Pauline zieht es nicht sehr oft dorthin. Pauline zieht es generell eher ins Zentrum des Verlangens als an seine Ränder. Aber kürzlich, im Januar, ist sie doch da gewesen. Weil sie nicht wusste, wohin sonst, ohne Ann, weil alles egal war, ohne Ann. Dass ihre Tochter Weihnachten in Berlin bei ihren Freunden bleiben wollte, das hatten die Eltern akzeptiert, aber danach wollten sie sie doch gern sehen.

Also ist Pauline durch die Berge, durch den Wald, durch das ganze Land gereist, in ihr altes Heim.

In den Schnee, in das Schweigen.

Sie trug Tränen fiebrig heiß auf ihrer Haut, wenn es draußen fror.
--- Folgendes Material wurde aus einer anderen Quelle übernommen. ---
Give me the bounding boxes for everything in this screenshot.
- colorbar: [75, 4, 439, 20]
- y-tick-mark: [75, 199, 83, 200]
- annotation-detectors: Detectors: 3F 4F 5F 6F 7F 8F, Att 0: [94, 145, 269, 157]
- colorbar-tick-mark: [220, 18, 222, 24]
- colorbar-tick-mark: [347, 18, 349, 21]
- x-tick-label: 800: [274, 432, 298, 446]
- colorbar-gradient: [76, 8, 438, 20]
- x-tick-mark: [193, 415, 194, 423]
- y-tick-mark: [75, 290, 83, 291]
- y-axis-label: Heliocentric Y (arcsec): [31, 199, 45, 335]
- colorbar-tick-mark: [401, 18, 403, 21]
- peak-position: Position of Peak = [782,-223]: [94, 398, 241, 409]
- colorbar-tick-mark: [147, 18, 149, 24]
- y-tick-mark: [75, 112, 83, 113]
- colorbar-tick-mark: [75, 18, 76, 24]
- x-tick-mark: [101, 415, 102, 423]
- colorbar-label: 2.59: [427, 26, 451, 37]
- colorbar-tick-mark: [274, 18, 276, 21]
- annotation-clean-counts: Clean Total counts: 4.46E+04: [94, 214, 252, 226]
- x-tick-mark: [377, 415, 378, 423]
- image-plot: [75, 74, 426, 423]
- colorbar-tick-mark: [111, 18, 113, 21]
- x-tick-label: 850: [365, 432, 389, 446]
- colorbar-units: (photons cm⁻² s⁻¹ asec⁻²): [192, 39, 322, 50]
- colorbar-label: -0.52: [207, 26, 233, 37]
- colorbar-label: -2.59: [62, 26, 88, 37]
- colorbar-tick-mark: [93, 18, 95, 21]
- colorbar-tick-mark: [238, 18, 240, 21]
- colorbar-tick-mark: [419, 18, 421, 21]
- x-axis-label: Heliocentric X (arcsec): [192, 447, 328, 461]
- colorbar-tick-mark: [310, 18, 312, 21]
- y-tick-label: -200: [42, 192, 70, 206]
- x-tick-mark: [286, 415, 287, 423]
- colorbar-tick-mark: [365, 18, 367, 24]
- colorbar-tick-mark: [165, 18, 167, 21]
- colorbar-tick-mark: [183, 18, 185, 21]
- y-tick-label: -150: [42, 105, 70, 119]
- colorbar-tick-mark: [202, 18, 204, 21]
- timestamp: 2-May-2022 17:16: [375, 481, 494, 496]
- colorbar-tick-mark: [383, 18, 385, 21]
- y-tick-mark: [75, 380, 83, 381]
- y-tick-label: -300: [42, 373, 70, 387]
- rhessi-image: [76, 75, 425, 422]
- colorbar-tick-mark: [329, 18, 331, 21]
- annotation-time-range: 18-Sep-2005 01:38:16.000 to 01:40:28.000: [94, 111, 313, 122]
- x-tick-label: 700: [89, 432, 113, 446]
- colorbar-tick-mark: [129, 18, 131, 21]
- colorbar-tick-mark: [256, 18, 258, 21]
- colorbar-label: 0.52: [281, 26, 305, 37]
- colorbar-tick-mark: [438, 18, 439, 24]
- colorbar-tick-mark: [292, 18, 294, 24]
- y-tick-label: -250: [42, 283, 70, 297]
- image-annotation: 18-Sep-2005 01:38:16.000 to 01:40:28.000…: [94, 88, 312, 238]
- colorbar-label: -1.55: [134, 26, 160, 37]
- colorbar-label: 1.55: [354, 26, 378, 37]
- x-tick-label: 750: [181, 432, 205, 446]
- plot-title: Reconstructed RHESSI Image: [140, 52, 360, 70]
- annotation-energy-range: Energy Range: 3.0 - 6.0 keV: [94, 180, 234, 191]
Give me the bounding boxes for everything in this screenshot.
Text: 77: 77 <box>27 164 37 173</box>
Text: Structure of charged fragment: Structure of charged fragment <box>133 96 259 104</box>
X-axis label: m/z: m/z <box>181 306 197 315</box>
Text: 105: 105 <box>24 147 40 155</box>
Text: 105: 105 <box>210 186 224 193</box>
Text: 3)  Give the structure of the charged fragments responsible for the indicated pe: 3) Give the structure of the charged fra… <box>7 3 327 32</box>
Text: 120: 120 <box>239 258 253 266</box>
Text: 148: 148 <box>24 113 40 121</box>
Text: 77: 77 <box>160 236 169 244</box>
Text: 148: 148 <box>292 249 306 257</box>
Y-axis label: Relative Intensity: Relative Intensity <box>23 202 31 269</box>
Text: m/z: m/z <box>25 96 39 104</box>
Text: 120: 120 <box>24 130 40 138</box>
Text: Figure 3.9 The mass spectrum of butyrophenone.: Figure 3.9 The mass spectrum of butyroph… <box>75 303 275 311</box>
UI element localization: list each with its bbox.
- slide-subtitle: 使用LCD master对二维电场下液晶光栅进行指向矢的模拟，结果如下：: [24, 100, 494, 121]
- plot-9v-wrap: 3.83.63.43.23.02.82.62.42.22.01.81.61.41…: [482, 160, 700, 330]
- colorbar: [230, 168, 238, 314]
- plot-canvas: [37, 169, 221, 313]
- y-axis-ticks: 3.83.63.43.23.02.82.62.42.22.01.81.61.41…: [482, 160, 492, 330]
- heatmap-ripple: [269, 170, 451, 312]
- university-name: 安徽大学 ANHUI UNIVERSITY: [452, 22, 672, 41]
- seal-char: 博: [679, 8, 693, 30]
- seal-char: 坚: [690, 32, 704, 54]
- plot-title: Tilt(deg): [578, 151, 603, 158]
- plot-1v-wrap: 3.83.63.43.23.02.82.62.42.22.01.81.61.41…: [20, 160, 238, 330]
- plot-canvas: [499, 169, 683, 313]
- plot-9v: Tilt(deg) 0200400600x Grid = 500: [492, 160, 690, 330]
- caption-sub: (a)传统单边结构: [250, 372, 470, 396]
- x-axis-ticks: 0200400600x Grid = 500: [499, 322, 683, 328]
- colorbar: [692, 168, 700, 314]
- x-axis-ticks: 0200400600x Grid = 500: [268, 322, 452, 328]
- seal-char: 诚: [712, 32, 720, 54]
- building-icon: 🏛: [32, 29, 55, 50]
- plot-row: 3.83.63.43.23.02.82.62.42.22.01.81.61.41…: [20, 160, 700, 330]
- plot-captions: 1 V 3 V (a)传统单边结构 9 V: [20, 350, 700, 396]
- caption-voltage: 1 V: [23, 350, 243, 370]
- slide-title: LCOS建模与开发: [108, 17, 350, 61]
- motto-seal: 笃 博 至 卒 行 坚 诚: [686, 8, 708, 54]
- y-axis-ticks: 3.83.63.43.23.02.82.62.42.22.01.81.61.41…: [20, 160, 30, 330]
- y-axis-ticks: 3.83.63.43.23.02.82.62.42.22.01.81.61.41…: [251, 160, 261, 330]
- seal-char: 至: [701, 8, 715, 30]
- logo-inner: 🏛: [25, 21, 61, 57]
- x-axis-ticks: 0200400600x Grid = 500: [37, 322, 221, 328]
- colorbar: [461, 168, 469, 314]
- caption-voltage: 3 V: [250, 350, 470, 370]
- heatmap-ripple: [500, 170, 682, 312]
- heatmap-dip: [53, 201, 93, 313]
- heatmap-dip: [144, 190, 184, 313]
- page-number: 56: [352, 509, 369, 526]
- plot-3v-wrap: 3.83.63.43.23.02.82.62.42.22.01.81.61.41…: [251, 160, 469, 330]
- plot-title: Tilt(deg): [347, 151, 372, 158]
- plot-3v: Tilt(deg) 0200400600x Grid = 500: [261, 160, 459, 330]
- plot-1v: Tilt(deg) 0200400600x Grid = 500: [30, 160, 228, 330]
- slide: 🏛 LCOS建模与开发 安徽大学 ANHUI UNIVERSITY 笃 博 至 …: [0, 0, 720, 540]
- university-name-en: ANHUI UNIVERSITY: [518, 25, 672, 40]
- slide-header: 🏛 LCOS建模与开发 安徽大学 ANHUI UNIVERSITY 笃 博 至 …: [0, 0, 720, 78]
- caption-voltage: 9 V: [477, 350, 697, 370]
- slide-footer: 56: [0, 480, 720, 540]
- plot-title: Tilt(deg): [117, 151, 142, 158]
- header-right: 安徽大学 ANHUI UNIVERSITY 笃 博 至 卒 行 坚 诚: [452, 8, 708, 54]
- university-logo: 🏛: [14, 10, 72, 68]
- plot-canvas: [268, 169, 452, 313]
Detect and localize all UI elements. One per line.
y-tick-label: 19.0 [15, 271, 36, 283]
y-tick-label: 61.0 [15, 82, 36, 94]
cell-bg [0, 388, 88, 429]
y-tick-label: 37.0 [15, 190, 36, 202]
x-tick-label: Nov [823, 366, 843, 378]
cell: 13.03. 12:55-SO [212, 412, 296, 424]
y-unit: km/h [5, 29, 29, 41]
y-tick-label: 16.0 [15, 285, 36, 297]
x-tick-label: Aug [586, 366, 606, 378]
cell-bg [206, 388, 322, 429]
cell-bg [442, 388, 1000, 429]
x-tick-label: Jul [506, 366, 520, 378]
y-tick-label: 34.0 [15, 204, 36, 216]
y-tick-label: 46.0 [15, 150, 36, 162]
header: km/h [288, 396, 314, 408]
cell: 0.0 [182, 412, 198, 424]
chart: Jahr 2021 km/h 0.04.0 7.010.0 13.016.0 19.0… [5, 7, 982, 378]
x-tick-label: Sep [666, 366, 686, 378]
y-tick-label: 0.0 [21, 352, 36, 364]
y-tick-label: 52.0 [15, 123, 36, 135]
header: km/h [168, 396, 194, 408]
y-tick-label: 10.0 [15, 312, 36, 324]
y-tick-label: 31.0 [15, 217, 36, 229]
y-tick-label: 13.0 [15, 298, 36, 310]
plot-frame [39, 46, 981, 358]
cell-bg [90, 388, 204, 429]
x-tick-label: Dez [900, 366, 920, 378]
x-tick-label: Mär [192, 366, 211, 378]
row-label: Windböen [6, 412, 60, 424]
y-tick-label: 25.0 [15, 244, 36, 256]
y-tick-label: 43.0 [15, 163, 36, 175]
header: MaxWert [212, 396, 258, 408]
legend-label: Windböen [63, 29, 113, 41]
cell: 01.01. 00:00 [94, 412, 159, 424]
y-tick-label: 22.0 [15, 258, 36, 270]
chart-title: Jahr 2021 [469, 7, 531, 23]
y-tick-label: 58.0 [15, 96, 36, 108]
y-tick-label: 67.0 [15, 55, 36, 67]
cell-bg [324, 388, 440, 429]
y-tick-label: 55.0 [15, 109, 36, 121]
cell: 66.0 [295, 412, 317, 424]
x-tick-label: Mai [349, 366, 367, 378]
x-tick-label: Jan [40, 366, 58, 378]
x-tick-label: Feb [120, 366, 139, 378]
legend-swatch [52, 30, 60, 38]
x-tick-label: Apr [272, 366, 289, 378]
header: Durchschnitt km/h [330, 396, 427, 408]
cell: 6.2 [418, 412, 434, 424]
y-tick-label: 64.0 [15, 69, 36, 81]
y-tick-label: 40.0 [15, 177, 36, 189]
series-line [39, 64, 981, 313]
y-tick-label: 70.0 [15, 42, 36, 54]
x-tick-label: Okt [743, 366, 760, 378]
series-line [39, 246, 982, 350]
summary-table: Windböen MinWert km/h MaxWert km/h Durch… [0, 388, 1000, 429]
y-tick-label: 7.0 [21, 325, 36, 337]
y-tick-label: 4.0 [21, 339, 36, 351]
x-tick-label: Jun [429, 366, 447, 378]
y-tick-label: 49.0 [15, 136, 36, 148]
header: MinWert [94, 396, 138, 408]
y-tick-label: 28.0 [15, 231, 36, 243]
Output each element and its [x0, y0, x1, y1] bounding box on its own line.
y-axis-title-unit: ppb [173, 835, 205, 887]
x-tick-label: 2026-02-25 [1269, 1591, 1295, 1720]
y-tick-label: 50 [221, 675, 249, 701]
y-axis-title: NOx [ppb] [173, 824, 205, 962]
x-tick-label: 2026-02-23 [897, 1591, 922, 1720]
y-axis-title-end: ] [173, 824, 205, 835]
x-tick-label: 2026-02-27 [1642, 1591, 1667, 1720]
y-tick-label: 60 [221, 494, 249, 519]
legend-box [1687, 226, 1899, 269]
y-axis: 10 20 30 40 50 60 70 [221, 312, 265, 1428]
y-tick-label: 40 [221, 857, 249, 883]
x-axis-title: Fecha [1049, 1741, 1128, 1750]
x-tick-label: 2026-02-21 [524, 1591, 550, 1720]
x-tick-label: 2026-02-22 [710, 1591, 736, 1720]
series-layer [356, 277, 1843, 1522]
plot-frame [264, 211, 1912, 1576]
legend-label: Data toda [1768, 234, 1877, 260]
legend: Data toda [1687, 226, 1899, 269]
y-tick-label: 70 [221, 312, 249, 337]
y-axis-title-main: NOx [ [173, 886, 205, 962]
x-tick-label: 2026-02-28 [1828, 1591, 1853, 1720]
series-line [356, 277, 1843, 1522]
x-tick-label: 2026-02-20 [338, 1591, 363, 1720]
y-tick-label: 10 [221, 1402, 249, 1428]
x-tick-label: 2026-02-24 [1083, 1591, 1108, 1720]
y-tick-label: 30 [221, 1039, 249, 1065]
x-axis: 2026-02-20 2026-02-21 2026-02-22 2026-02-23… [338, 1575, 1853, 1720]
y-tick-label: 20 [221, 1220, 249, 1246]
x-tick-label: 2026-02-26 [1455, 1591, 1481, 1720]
Die Augen der Mutter waren trüb wie je. Sie legte den Kopf schief, sie sagte, es käme eine andere, eine Liebe geht, eine andere kommt. Pauline sagte, diese nicht, nein, und du verstehst nicht. Die Mutter seufzte, die Mutter sagte, Pauline sei wertvoll, es käme eine andere, es ginge vorbei, und Pauline kann diese Worte natürlich nicht glauben aus dem Mund der Mutter, für die gar nichts vorbeigeht.

Ihre Mutter hatte sie zwei Jahre lang gestillt, ganze zwei Jahre, und das war eine gute Zeit, sagt ihr Vater. Der Keller ist voll von Bildern, die damals entstanden, auch bei Freunden hängen welche und in der Praxis. Sie hat den ganz kranken Kindern sogar Farben geschenkt und das Malen gezeigt. Sie waren in Urlaub, immer wieder, obwohl die Praxis gerade erst eröffnet und kein Geld da war. Die Mutter trug Pauline mit sich herum, legte sie an die Brust und war ganz geöffnet für alles.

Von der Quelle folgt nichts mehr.